Já o próprio COI estabelece que o nível de testosterona das mulheres trans esteja abaixo de dez nanomol por litro de sangue um ano antes da primeira competição e durante a carreira esportiva, sob risco de punição se a regra for quebrada. O comitê também possui um guia denominado “Justiça, inclusão e não discriminação com base na identidade de gênero e variação de sexo” para inclusão e participação dos atleta trans. São dez diretrizes básicas, como o direito à privacidade, prevenção de danos, não presunção de vantagem e primazia da saúde e autonomia.
Análise médica
Recentemente, a Associação Mundial de Atletismo proibiu atletas trans de competirem em jogos de elite, sob a alegação de se manter “justiça” entre atletas e guiando as decisões a partir da “ciência no tocante à performance física”. Sobre a questão biológica, a Tribuna ouviu as médicas endocrinologistas do Hospital Universitário da UFJF (HU/UFJF) Christianne Leal e Danielle Ezequiel. Em entrevista conjunta, elas ponderam que o assunto é “polêmico”, e que só tem sido mais estudado atualmente. As médicas relatam, ainda, que não têm atendido nenhum atleta trans.
No caso de homens trans, as profissionais ressaltam que o sexo biológico masculino é exposto ao hormônio testosterona, que promove maior desempenho físico, massa muscular, óssea, força e capacidade cardiorrespiratória, permitindo um melhor desempenho nas competições. “Sendo assim, um homem trans, utilizando a reposição de testosterona exógena, dependendo do tipo da formulação de testosterona, da dose, do tempo de utilização e do intervalo de tempo após aplicação, pode interferir e promover maior ou menor desempenho físico.”
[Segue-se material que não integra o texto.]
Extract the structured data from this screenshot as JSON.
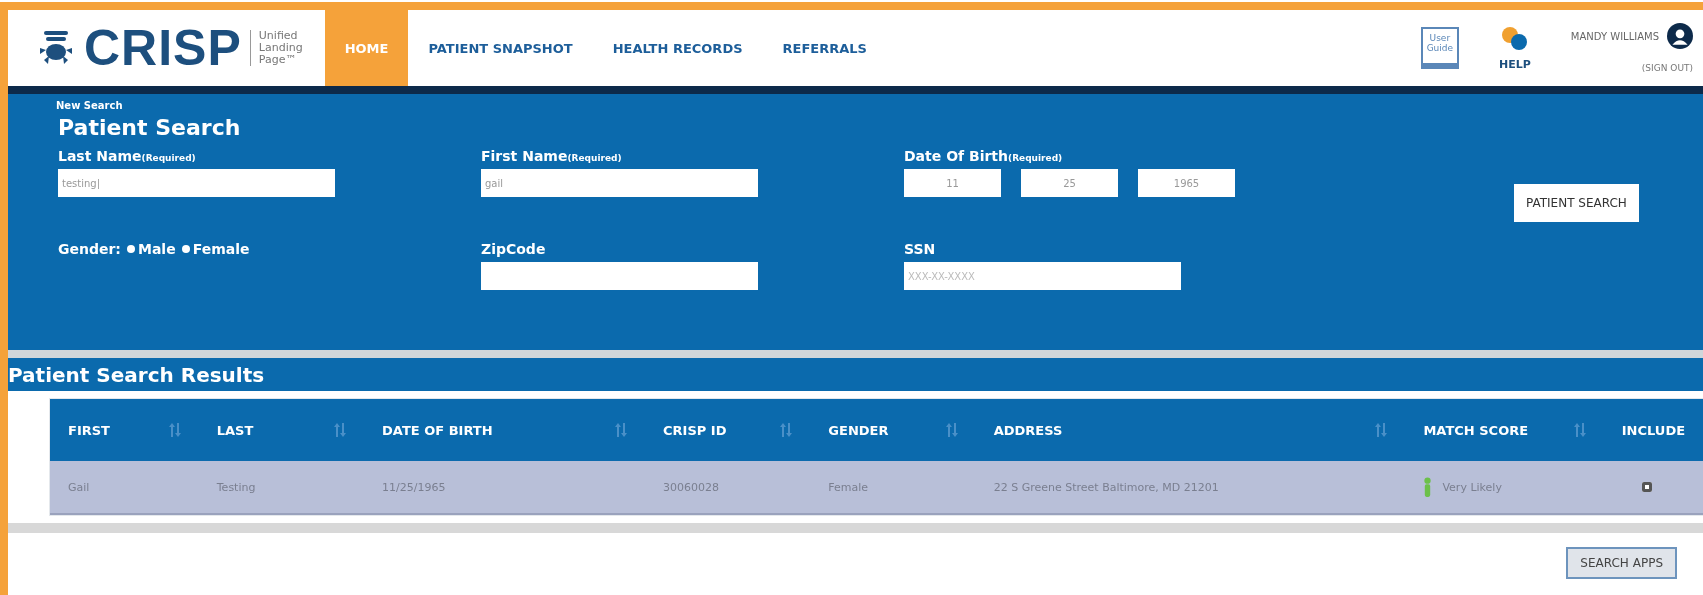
{
  "header": {
    "logo": "CRISP",
    "tagline": [
      "Unified",
      "Landing",
      "Page™"
    ],
    "nav": [
      {
        "label": "HOME",
        "selected": true
      },
      {
        "label": "PATIENT SNAPSHOT",
        "selected": false
      },
      {
        "label": "HEALTH RECORDS",
        "selected": false
      },
      {
        "label": "REFERRALS",
        "selected": false
      }
    ],
    "user_guide": [
      "User",
      "Guide"
    ],
    "help": "HELP",
    "user": "MANDY WILLIAMS",
    "sign_out": "(SIGN OUT)"
  },
  "search": {
    "breadcrumb": "New Search",
    "title": "Patient Search",
    "last_name": {
      "label": "Last Name",
      "note": "(Required)",
      "value": "testing|"
    },
    "first_name": {
      "label": "First Name",
      "note": "(Required)",
      "value": "gail"
    },
    "dob": {
      "label": "Date Of Birth",
      "note": "(Required)",
      "values": [
        "11",
        "25",
        "1965"
      ]
    },
    "button": "PATIENT SEARCH",
    "gender": {
      "label": "Gender:",
      "options": [
        {
          "label": "Male",
          "selected": false
        },
        {
          "label": "Female",
          "selected": false
        }
      ]
    },
    "zip": {
      "label": "ZipCode"
    },
    "ssn": {
      "label": "SSN",
      "placeholder": "XXX-XX-XXXX"
    }
  },
  "results": {
    "title": "Patient Search Results",
    "columns": [
      "FIRST",
      "LAST",
      "DATE OF BIRTH",
      "CRISP ID",
      "GENDER",
      "ADDRESS",
      "MATCH SCORE",
      "INCLUDE"
    ],
    "rows": [
      {
        "cells": [
          "Gail",
          "Testing",
          "11/25/1965",
          "30060028",
          "Female",
          "22 S Greene Street Baltimore, MD 21201"
        ],
        "match": "Very Likely",
        "include": true
      }
    ]
  },
  "footer_button": "SEARCH APPS"
}
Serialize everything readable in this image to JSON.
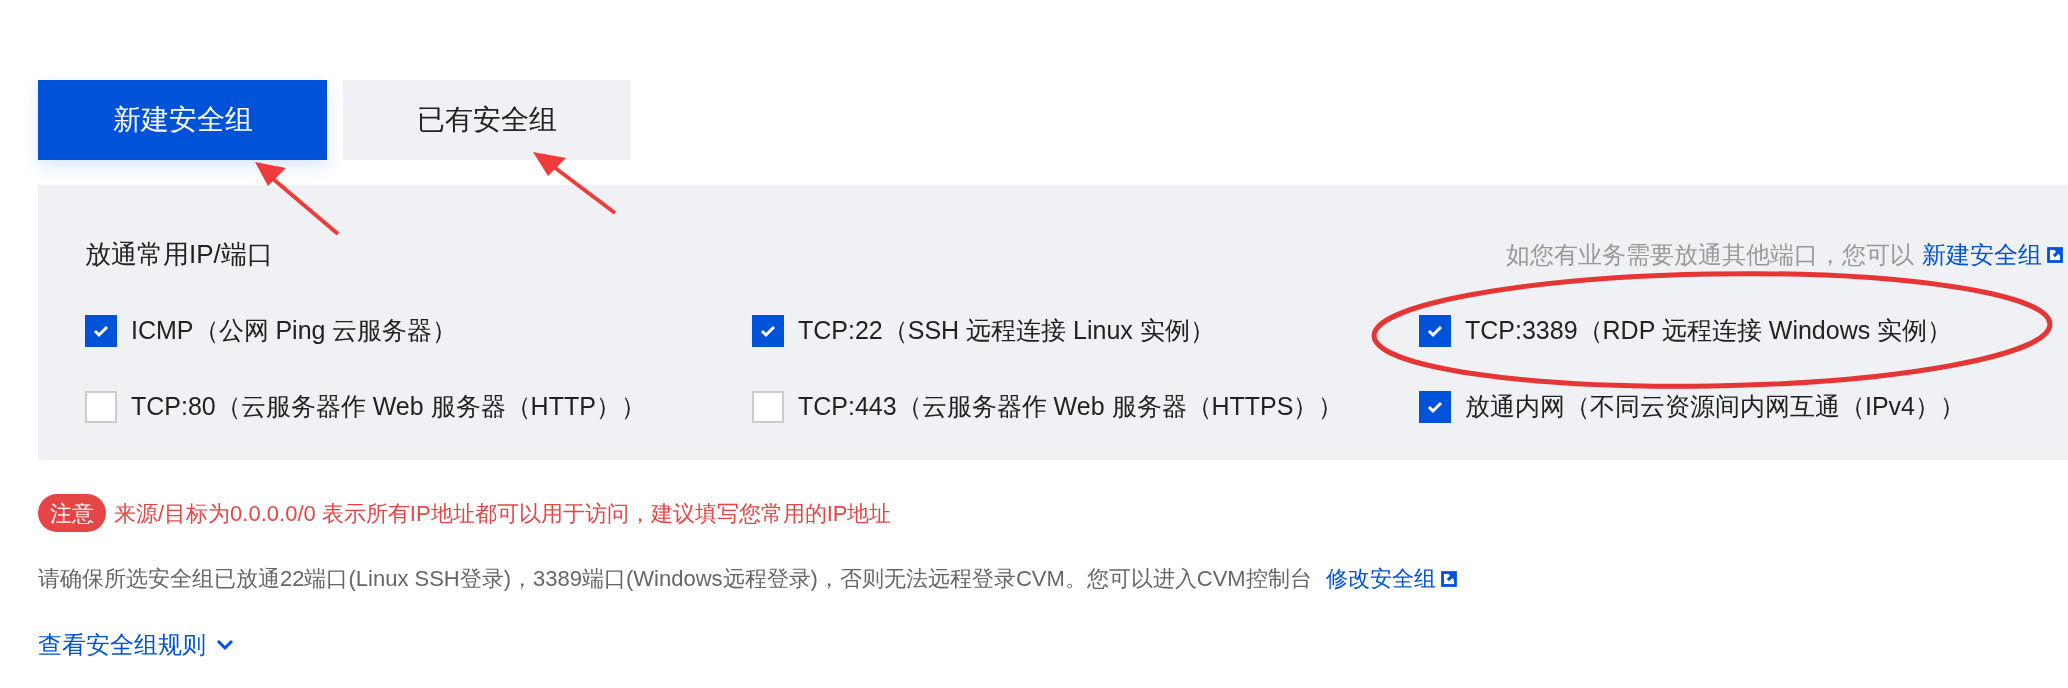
{
  "tabs": [
    {
      "label": "新建安全组",
      "selected": true
    },
    {
      "label": "已有安全组",
      "selected": false
    }
  ],
  "panel": {
    "title": "放通常用IP/端口",
    "hint": "如您有业务需要放通其他端口，您可以",
    "hint_link": "新建安全组",
    "options": [
      {
        "label": "ICMP（公网 Ping 云服务器）",
        "checked": true
      },
      {
        "label": "TCP:22（SSH 远程连接 Linux 实例）",
        "checked": true
      },
      {
        "label": "TCP:3389（RDP 远程连接 Windows 实例）",
        "checked": true
      },
      {
        "label": "TCP:80（云服务器作 Web 服务器（HTTP））",
        "checked": false
      },
      {
        "label": "TCP:443（云服务器作 Web 服务器（HTTPS））",
        "checked": false
      },
      {
        "label": "放通内网（不同云资源间内网互通（IPv4））",
        "checked": true
      }
    ]
  },
  "notice": {
    "badge": "注意",
    "text": "来源/目标为0.0.0.0/0 表示所有IP地址都可以用于访问，建议填写您常用的IP地址"
  },
  "info": {
    "text": "请确保所选安全组已放通22端口(Linux SSH登录)，3389端口(Windows远程登录)，否则无法远程登录CVM。您可以进入CVM控制台",
    "link": "修改安全组"
  },
  "rules_link": "查看安全组规则"
}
Em relação a mulheres trans, as médicas asseguram que a possibilidade de “levarem vantagem” depende de quanto tempo a mulher faz a hormonoterapia cruzada. “Visto que o sexo biológico masculino, devido à ação da testosterona, mantém uma memória muscular do tempo, em que a massa óssea e muscular foi exposta a este hormônio. Existem muitos pontos a se considerar no processo transexualizador, inclusive o estigma social e o preconceito. As organizações de esporte do mundo deveriam se reunir e chegar a um consenso baseado em evidências científicas, evitando assim a discriminação, tentando fazer um posicionamento que não tenha viés e que se alinhe com as políticas dos esportes”, consideram.